The Premier responded: "I'm not going to attempt to reply to all the abuses which Mr. Martin at Oshawa heaped upon the head of the Government here. Suffice to say that they were in poor taste. "What would the people of the country from which he comes think and say if one of our labor leaders went over there and openly attacked the Governor of a State or, for that matter, the President? They'd be apt to take him for a ride on a rail. "Mr. Martin is riding about in a private plane while the people he claims to represent are walking the streets. That shows what kind of a man he is." Meanwhile at Oshawa matters proceeded with Anglican decorum. In Toronto the Premier assembled provincial police and "Mounties" to be sent to the scene, but Oshawa's police chief maintained order, even without calling on his 17 men, by taking 50 strikers as unofficial deputies to enforce observance of the laws for peaceful picketing. When some 77 office workers and other non-union employes including a dozen girls went into the plant and operated the parts & service department, shipping out truckloads of spare parts to dealers, the incensed strikers screamed "Bums!" "Scabs!" but did no violence.
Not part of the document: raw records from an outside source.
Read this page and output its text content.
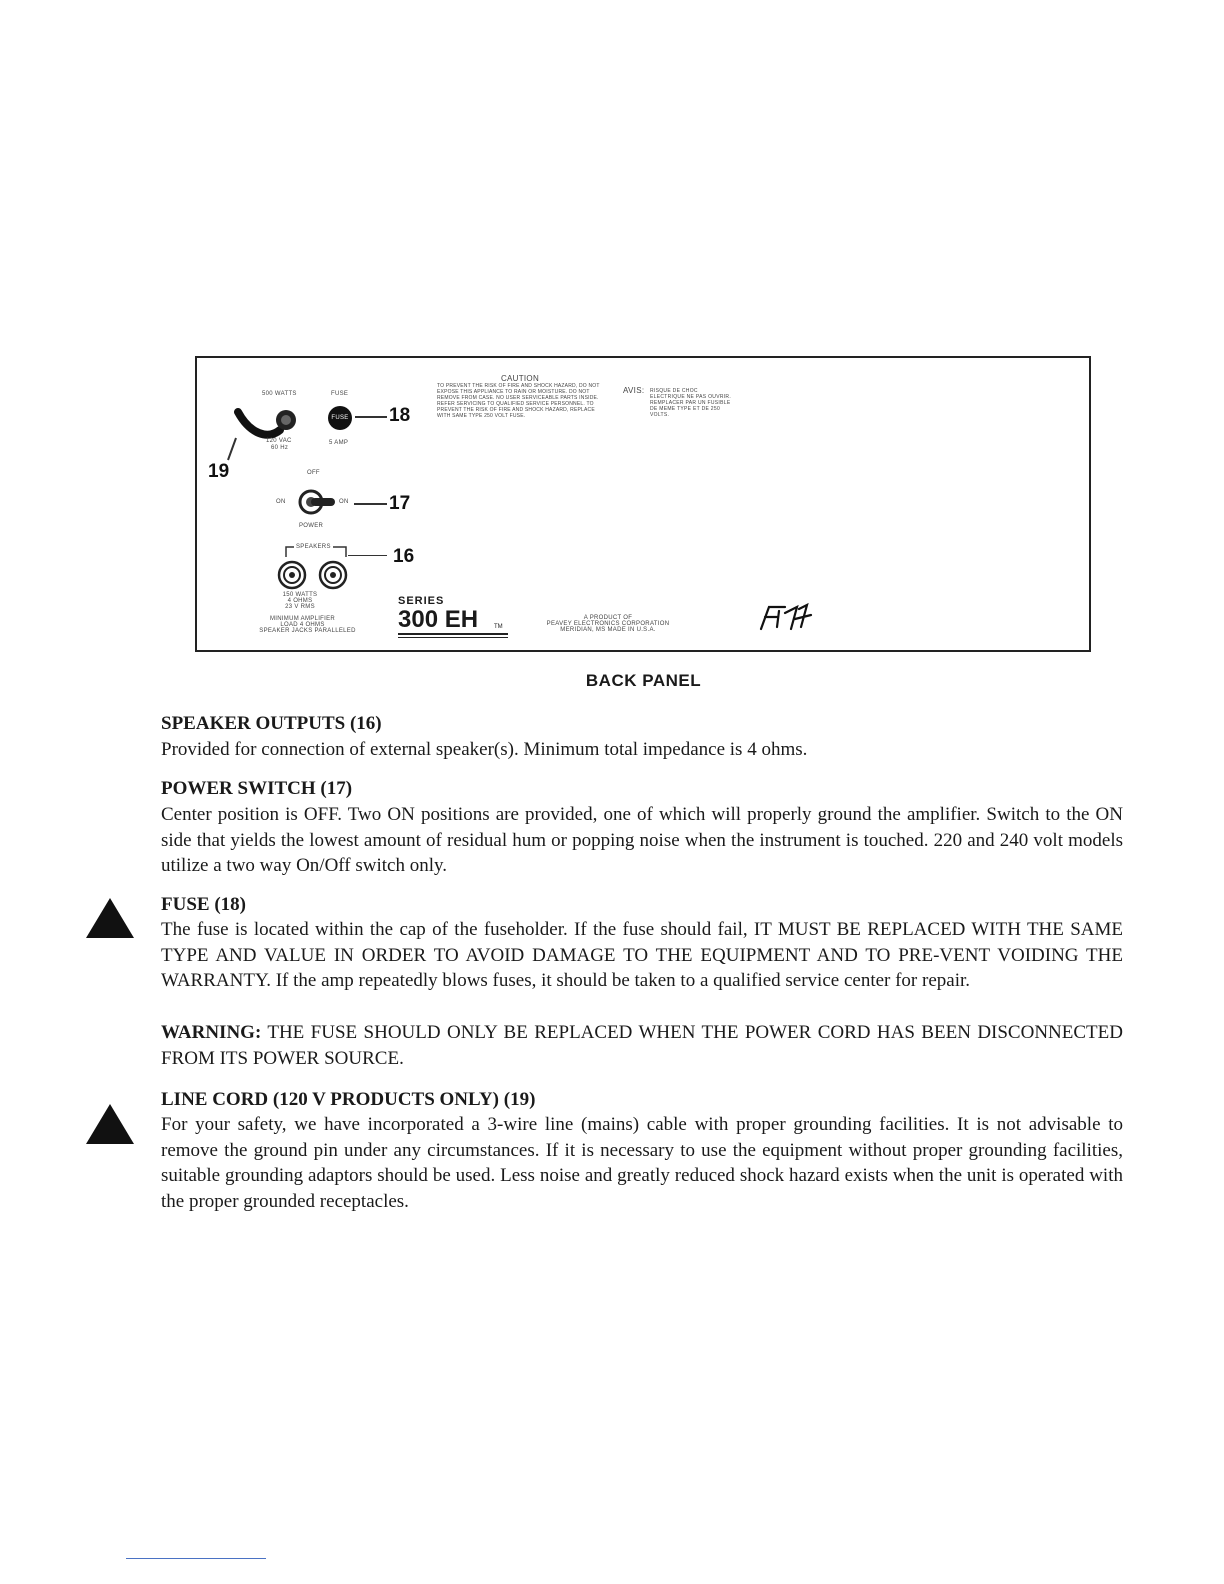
CAUTION
TO PREVENT THE RISK OF FIRE AND SHOCK HAZARD, DO NOT EXPOSE THIS APPLIANCE TO RAIN OR MOISTURE. DO NOT REMOVE FROM CASE. NO USER SERVICEABLE PARTS INSIDE. REFER SERVICING TO QUALIFIED SERVICE PERSONNEL. TO PREVENT THE RISK OF FIRE AND SHOCK HAZARD, REPLACE WITH SAME TYPE 250 VOLT FUSE.
AVIS: RISQUE DE CHOC ELECTRIQUE NE PAS OUVRIR. REMPLACER PAR UN FUSIBLE DE MEME TYPE ET DE 250 VOLTS.
500 WATTS
120 VAC
60 Hz
19
FUSE
FUSE 18
5 AMP
OFF
ON	ON 17
POWER
SPEAKERS	16
150 WATTS
4 OHMS
23 V RMS
MINIMUM AMPLIFIER
LOAD 4 OHMS
SPEAKER JACKS PARALLELED
SERIES
300 EH	TM
A PRODUCT OF
PEAVEY ELECTRONICS CORPORATION
MERIDIAN, MS MADE IN U.S.A.
BACK PANEL
SPEAKER OUTPUTS (16)

Provided for connection of external speaker(s). Minimum total impedance is 4 ohms.

POWER SWITCH (17)

Center position is OFF. Two ON positions are provided, one of which will properly ground the amplifier. Switch to the ON side that yields the lowest amount of residual hum or popping noise when the instrument is touched. 220 and 240 volt models utilize a two way On/Off switch only.

FUSE (18)

The fuse is located within the cap of the fuseholder. If the fuse should fail, IT MUST BE REPLACED WITH THE SAME TYPE AND VALUE IN ORDER TO AVOID DAMAGE TO THE EQUIPMENT AND TO PRE-VENT VOIDING THE WARRANTY. If the amp repeatedly blows fuses, it should be taken to a qualified service center for repair.

WARNING: THE FUSE SHOULD ONLY BE REPLACED WHEN THE POWER CORD HAS BEEN DISCONNECTED FROM ITS POWER SOURCE.

LINE CORD (120 V PRODUCTS ONLY) (19)

For your safety, we have incorporated a 3-wire line (mains) cable with proper grounding facilities. It is not advisable to remove the ground pin under any circumstances. If it is necessary to use the equipment without proper grounding facilities, suitable grounding adaptors should be used. Less noise and greatly reduced shock hazard exists when the unit is operated with the proper grounded receptacles.
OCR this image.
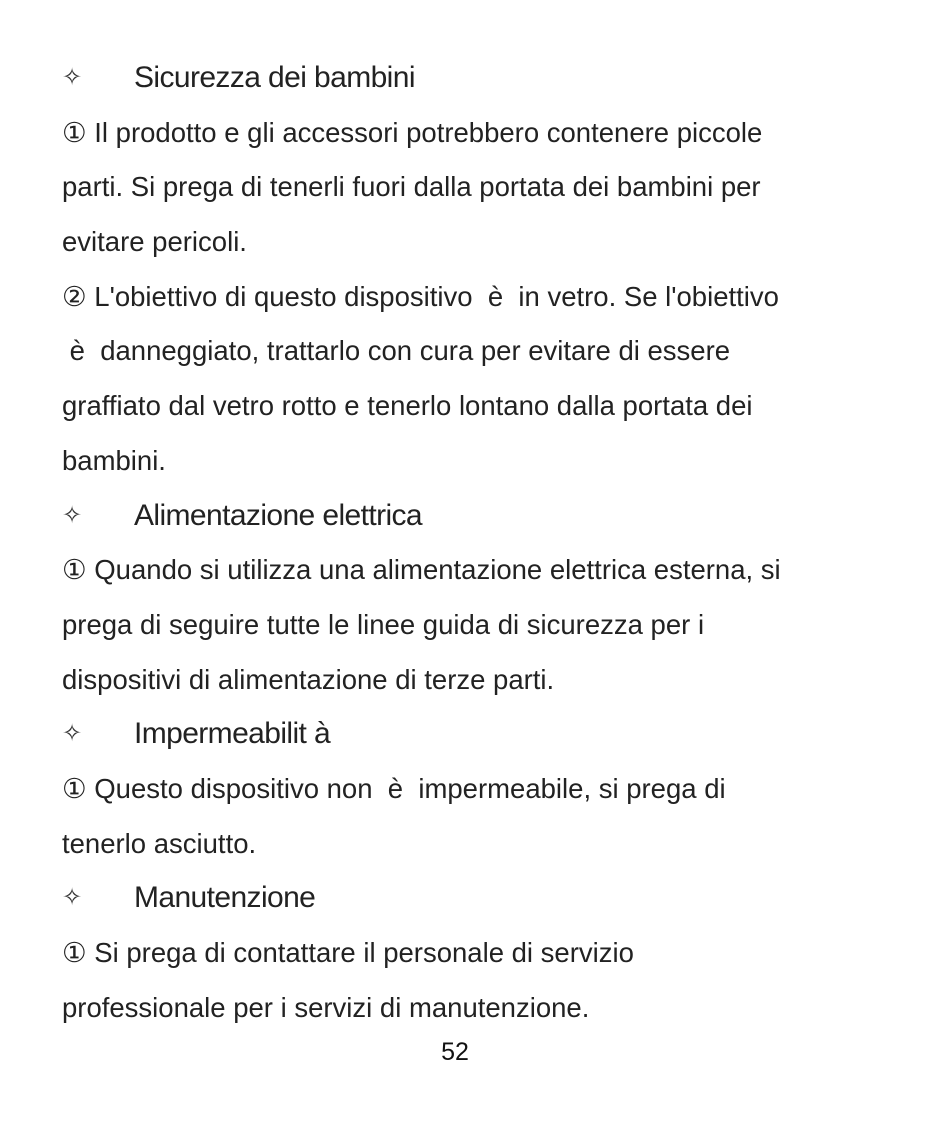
✧ Sicurezza dei bambini
① Il prodotto e gli accessori potrebbero contenere piccole
parti. Si prega di tenerli fuori dalla portata dei bambini per
evitare pericoli.
② L'obiettivo di questo dispositivo  è  in vetro. Se l'obiettivo
è  danneggiato, trattarlo con cura per evitare di essere
graffiato dal vetro rotto e tenerlo lontano dalla portata dei
bambini.
✧ Alimentazione elettrica
① Quando si utilizza una alimentazione elettrica esterna, si
prega di seguire tutte le linee guida di sicurezza per i
dispositivi di alimentazione di terze parti.
✧ Impermeabilit à
① Questo dispositivo non  è  impermeabile, si prega di
tenerlo asciutto.
✧ Manutenzione
① Si prega di contattare il personale di servizio
professionale per i servizi di manutenzione.
52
*According to the usually reliable New York Times, while Henry Ford was denouncing labor unions in Georgia, the Chauffeurs' Union of Quito, Ecuador, elected him their president.

*A somewhat dubious commentary on public feeling were minor elections held in Michigan last week. In Flint a union-supported city ticket was merely an also-ran, and Flint's county (Genesee), which previously voted New Deal, went Republican, as did five of eight industrial counties, but not Detroit (Wayne County). Of nine State officers elected (on unofficial returns), six were Democrats.

*An Irishman, Mr. Thompson had taken out only his first U. S. naturalization papers.